C++:How to Make sort function work with Double and Integer type

  • C/++/#
  • Thread starter Saladsamurai
  • Start date
  • #1
3,003
2
So I have a simple selection sort function written. It takes an array of type double as the array to be sorted. If I declare the array to be of type int in my main program and then pass it to my sSort function, it gets mad.
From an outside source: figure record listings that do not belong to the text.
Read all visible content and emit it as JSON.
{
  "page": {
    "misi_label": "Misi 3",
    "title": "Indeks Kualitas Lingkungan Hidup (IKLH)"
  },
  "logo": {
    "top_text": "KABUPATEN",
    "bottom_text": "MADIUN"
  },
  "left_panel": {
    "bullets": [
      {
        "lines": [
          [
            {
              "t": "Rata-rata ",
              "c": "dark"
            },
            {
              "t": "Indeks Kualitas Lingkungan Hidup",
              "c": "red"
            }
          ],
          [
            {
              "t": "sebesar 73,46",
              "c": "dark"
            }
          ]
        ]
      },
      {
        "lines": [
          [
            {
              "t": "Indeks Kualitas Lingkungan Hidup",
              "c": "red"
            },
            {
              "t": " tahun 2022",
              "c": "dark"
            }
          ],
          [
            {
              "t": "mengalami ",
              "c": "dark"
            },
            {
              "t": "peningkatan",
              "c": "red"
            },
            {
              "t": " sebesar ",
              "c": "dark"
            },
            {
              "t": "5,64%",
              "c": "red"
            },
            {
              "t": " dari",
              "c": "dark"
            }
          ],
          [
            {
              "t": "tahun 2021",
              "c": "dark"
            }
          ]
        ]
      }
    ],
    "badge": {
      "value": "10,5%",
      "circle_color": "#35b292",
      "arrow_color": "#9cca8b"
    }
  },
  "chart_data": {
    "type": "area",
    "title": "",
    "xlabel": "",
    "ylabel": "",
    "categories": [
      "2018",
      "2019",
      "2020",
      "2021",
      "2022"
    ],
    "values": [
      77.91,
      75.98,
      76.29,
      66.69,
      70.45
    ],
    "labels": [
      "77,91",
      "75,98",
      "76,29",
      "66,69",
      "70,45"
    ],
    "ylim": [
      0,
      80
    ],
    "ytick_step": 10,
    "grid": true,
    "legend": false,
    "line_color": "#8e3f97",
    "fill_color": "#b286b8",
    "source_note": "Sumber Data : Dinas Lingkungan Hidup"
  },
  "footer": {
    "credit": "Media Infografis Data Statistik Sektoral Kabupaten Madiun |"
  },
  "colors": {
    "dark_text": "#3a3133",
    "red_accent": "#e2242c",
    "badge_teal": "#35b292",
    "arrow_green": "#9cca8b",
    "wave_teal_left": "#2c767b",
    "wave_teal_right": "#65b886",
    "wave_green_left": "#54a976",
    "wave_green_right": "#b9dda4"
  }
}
There must be a way that programmers deal with this kind fo stuff.

Here is the code if needed:

Code:
/* SORTING ALGORITHMS: Etter Chapter6_5 p281         */ 
/*----------------------------------------------------
 This is a driver program to test the sorting 
 functions below.
 ----------------------------------------------------*/
#include <iostream>
#include <iomanip>
using namespace std;

// funtion prototype
void sSort(double sortableArray[], int numElements);

// driver program
int main () {
    // declare objects
	double x[11] = {1.1,1.0,1.5,1.4,1.3,1.8,1.9,1.2,1.7,1.6,2.0};
	int n(11);
	
	// set format flags for standard output
	cout.setf(ios::fixed); //decimal notation
	cout.precision(2); // out to 2 places
	
	// display initial state of x[]
	cout << "********************" << endl;
	cout << "Unsorted: \n";
	for (int i=0;i<=n-1;++i)
	{
		cout << x[i] << endl;
	}
	
	// call sorting algorithm Select Sort
	sSort(x,n); 
	
	// display final state of x[]
	cout << "********************" << endl;
	cout << "Sorted: \n";
	for (int i=0;i<=n-1;++i)
	{
		cout << x[i] << endl;
	}
	
	
	
	
    return 0;
}




/*----------------------------------------------------
 SELECTION SORT: this function sorts an array with n
 elements into ascending order
 ----------------------------------------------------*/
void sSort(double x[], int n)
{
	// declare local objects
	int m;
	double hold;
	// implement selection sort algorithm
	for (int k=0;k<=n-2;++k)
	{
		// find position of smallest value in array
		// begining at k
		m=k;
		for (int j=k+1;j<=n-1;++j)
		{
			if (x[j]<x[m])
				m = j;
		}
		// exchange smallest value with value at k
		hold = x[m];
		x[m] = x[k];
		x[k] = hold;
	}
	// void return
	return;
}
/*---------------------------------------------------*/
 

Answers and Replies

  • #2
rcgldr
Homework Helper
8,706
534
You could create a typedef for the arraytype:

#typedef ARRAYTYPE double

or

#typedef ARRAYTYPE int

Then use arraytype instead of int or double:

void sSort(ARRAYTYPE x[], int n){...}

Since this is C++, you could also duplicate sSort() to create one that sorts integers:

void sSort(int x[], int n){...}

You can leave both versions of sSort() in your program. as C++ will treat them as separate functions since their input parameters are different.
 
  • #3
I like Serena
Homework Helper
6,577
176
In C++ so called templates have been introduced.
If you define your function like this:

Code:
template<class X>
void sSort(X sortableArray[], int numElements)
{
   // Replace all occurrences of double by X
}
that should do the trick.
 
  • #4
chiro
Science Advisor
4,790
132
Hey Saladsamurai.

The problem is in this line:

Code:
double hold;
When your array is an integer, this variable doesn't change (needs to be the same data type, but instead its a double not an int). Different format, no casting and you're bound to get something screwed up.

As mentioned above, this is why templates are used.